Если садятся на кол, то будут и казнить себя. Тысячами. А руки останутся чисты. И кто посмеет "благородных мечтателей" назвать палачами?!
Не уметь воспользоваться такой готовностью на муку — не верх ли это бездарности?
* * *Потребовали из комитета на ту улицу. Садимся в мотор, едем. Зрелище. Почти перед каждым домом хвосты солдат. Солнце к полудню, а хвосты не убывают. Стояли с ночи — и не стыдятся белого дня. Из одного хвоста машут нам руками: сюда! В хвосте ропот; из-за того, что «задерживают», нас и вызвали. "Товари! — Щи. В чем дело?" — Несколько солдат выбежало к нашей машине из хвоста. А там перебегают на их места. Те увидали — назад. Ругань. Свалка… Пытаюсь пройти в дом. Но сени битком набиты пьяными потными солдатами, не пройти. — "Валяй, товарищ, через задний ход. Тут не пройдешь".

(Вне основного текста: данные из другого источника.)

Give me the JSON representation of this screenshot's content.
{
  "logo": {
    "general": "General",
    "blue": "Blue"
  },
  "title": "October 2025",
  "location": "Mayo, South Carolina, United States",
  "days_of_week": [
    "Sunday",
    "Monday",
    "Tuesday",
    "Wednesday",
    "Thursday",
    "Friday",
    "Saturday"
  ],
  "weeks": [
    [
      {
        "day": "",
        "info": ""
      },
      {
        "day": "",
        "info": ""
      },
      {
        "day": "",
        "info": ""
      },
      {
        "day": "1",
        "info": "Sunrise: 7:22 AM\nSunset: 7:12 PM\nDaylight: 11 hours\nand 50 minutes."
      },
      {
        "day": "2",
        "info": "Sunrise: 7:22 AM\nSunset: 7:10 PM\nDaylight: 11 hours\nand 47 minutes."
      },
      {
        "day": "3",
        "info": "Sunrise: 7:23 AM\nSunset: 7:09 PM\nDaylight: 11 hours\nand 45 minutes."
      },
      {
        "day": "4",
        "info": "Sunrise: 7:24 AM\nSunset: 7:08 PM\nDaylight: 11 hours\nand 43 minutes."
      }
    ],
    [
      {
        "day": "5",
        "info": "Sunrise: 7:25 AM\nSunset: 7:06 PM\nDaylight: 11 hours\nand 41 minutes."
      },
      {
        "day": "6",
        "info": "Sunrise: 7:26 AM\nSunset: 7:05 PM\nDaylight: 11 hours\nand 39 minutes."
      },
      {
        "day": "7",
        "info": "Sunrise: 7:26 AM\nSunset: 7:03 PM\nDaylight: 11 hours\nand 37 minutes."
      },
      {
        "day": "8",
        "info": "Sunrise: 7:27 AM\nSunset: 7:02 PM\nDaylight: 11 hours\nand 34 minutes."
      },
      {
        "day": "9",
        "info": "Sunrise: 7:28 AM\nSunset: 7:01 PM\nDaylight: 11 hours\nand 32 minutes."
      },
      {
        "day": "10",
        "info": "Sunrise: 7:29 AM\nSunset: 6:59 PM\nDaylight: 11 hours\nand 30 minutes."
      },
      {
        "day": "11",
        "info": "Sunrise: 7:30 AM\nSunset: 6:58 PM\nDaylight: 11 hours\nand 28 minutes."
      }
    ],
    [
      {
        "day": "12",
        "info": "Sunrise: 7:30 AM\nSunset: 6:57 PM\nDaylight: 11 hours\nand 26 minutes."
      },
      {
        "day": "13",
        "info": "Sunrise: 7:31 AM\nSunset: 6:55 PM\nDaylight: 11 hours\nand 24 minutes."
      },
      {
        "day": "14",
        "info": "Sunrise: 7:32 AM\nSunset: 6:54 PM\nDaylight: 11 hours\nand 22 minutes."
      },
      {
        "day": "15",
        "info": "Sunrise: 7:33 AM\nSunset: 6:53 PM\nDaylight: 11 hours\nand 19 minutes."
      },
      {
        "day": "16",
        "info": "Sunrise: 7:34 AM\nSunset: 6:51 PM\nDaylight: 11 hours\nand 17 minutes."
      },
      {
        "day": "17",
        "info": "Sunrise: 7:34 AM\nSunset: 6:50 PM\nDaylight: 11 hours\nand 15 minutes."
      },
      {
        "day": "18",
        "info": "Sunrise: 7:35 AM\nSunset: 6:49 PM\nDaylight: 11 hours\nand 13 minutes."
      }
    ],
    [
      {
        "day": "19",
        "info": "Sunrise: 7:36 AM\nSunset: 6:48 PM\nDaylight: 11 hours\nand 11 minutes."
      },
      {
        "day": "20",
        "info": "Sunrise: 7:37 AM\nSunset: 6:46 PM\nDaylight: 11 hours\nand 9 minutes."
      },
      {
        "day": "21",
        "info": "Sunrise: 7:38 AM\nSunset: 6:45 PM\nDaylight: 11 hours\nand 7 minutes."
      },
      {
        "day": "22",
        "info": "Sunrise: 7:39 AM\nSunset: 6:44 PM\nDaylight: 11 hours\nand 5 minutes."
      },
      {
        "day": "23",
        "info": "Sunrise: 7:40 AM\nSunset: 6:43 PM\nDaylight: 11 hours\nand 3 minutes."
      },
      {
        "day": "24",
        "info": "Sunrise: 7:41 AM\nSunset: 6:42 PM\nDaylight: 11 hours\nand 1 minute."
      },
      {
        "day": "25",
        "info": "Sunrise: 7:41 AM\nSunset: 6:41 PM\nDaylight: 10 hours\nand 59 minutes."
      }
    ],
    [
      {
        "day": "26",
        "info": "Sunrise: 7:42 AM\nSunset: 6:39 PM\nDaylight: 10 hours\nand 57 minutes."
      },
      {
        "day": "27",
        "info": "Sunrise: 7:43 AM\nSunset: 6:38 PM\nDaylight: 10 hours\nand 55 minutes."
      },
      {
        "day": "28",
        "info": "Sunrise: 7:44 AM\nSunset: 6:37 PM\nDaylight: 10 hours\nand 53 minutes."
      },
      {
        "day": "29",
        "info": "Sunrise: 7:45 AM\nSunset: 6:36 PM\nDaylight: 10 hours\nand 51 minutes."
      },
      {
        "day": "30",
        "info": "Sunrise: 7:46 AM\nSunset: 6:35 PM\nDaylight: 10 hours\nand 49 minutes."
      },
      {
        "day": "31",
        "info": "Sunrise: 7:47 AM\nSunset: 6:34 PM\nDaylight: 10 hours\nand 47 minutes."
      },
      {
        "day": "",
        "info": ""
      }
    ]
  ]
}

Иду во двор, провожаемый насмешками и криками: — "Чтобы всех баб в городе реквизовать, а то мы и комитет… в…".
Через кухонный ход спускаюсь в полуподвал. Оттуда истерический крик и визги. Открыл дверь. Баба с растрепанными космами, в исполосованной красной рубахе. Вопит и с нечеловеческой силой возит за собой по корридору четверых солдат, ухвативших ее за руки. Падают и свиваются в ворчащий клубок. Я, не поняв в чем дело, кричу: — "Товари! — Щи! Что вы?! Остановитесь!" Выхватываю браунинг и стреляю в потолок — раз, два, три. Девки, что с воплями толкались кругом, разбежались. — "Давай полотенце. Вяжи ей руки". Солдат вытирает разбитый нос и, взглянув на повязку у меня на рукаве, докладывает: — "Она, товарищ, жизни хотела решиться. Ножик отняли". Баба, связанная, лежит на полу. Глаза закатила и ногами дрыгает, как саранча.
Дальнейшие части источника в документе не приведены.